Взяв в руки батон, который нес Таддео, чтобы более полно принять роль деревенского жителя, он вращал и крутил его в пальцах достаточно хорошо, чтобы заставить Фан-Фана, короля палочных бойцов того времени, позавидовать.

«Должен ли я следовать за вашим превосходительством?» — спросил синьор Пиньяна.

«Безусловно, — сказал он, — но в качестве арьергарда, в двадцати шагах позади меня, чтобы вы могли дать показания, как простой прохожий, что человек, которого я забью до смерти, хотел избить меня. Это сделает меня более интересным в глазах людей, которых привлечет эта трудность».

Когда он увидел, что синьор Пиньяна собирается покинуть комнату вместе с ним, он сказал: «Нет!
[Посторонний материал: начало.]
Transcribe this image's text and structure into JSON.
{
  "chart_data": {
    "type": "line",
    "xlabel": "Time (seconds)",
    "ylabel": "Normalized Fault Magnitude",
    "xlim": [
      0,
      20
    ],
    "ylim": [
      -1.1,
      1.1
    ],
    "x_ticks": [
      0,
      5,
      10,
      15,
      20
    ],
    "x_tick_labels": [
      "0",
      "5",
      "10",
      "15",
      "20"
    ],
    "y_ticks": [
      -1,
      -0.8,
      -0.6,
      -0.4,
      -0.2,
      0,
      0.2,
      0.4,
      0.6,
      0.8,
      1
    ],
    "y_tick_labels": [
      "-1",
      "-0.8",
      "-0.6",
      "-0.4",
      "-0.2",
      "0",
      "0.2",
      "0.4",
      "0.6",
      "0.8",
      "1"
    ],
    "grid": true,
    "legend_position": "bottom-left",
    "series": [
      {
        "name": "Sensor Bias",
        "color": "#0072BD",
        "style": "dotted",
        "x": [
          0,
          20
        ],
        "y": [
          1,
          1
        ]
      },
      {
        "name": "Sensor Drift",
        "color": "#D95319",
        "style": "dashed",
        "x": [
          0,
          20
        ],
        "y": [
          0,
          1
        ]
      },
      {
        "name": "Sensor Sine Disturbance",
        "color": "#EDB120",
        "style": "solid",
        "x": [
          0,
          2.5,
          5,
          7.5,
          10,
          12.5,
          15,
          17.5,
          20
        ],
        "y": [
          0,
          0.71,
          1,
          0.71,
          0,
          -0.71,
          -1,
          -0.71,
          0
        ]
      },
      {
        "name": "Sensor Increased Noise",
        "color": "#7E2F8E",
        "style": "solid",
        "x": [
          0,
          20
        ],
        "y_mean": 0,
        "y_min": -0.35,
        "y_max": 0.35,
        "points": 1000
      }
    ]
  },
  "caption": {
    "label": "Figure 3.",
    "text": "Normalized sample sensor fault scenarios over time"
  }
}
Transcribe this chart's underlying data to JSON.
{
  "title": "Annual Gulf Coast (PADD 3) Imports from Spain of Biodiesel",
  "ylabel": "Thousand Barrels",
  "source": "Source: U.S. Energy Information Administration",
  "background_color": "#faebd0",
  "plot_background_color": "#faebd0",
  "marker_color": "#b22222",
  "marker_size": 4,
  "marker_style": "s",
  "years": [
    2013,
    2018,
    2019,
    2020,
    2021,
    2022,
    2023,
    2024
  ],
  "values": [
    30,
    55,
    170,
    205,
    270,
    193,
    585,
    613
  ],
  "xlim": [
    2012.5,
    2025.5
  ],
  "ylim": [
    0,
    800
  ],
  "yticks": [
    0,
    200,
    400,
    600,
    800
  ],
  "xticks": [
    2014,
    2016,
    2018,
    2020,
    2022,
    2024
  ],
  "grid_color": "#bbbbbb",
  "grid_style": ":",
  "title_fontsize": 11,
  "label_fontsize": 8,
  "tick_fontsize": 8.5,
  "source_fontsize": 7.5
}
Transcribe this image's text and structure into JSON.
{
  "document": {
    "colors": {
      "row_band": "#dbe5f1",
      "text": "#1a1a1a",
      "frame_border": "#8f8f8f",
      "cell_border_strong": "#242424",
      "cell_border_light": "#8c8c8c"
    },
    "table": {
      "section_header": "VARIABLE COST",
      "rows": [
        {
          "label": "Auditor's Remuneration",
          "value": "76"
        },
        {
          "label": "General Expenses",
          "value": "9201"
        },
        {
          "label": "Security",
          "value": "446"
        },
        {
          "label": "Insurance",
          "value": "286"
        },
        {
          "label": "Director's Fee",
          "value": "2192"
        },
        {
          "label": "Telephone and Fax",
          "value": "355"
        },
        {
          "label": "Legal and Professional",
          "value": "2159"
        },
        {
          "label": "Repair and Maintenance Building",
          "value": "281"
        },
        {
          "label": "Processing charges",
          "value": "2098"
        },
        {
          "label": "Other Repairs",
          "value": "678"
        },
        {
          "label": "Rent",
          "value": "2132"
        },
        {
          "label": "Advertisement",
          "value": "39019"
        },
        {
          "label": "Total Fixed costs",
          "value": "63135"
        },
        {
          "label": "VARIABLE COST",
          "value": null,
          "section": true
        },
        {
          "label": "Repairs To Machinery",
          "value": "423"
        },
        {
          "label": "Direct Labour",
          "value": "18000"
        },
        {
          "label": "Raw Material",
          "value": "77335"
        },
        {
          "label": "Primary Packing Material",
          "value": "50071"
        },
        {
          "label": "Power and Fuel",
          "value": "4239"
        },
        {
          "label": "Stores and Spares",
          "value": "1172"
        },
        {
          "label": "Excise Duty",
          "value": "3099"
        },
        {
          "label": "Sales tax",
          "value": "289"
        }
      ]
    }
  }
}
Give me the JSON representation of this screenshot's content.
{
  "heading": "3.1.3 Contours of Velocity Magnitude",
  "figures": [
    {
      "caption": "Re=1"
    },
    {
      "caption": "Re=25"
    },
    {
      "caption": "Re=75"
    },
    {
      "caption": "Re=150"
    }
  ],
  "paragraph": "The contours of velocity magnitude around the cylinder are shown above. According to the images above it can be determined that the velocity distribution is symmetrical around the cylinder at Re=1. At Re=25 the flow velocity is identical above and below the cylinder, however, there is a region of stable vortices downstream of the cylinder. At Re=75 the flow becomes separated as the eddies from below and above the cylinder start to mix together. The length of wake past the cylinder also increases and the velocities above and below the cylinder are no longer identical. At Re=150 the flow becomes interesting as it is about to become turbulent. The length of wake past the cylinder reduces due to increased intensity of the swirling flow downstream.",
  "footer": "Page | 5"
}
Мадемуазель Крепино, Аргус этого дома, видела, как вошли только трое мужчин; что она подумает, когда увидит, что выходят четверо? Выходите тогда через секретную дверь, Пиньяна, и присоединяйтесь к нам на углу улицы Бель-Шасс».

Дверь библиотеки закрылась перед синьором Пиньяной.

«Вы не хотите, чтобы я пошел с вами?» — спросил виконт Монте-Леоне.

«Стыдно! — сказал Монте-Леоне, — четыре на одного — мы будем выглядеть как союзная армия, марширующая против Монако. Оставайтесь тогда несколько минут с доктором. Консультация милорда, естественно, может быть долгой».

Овернец и крестьянин из пригорода прошли мимо кресла мадемуазель Крепино, один с платком на щеке, а другой с повязкой на глазу. Вспомнив, что они были с восьми часов у доктора, она не могла удержаться от того, чтобы не сказать: «Доктор очень искусный человек, но он медлителен. В конце концов, — добавила она, — он мог взять с них множество вещей, хотя никто не слышал, чтобы они кричали. Люди их ранга не обращают внимания на боль».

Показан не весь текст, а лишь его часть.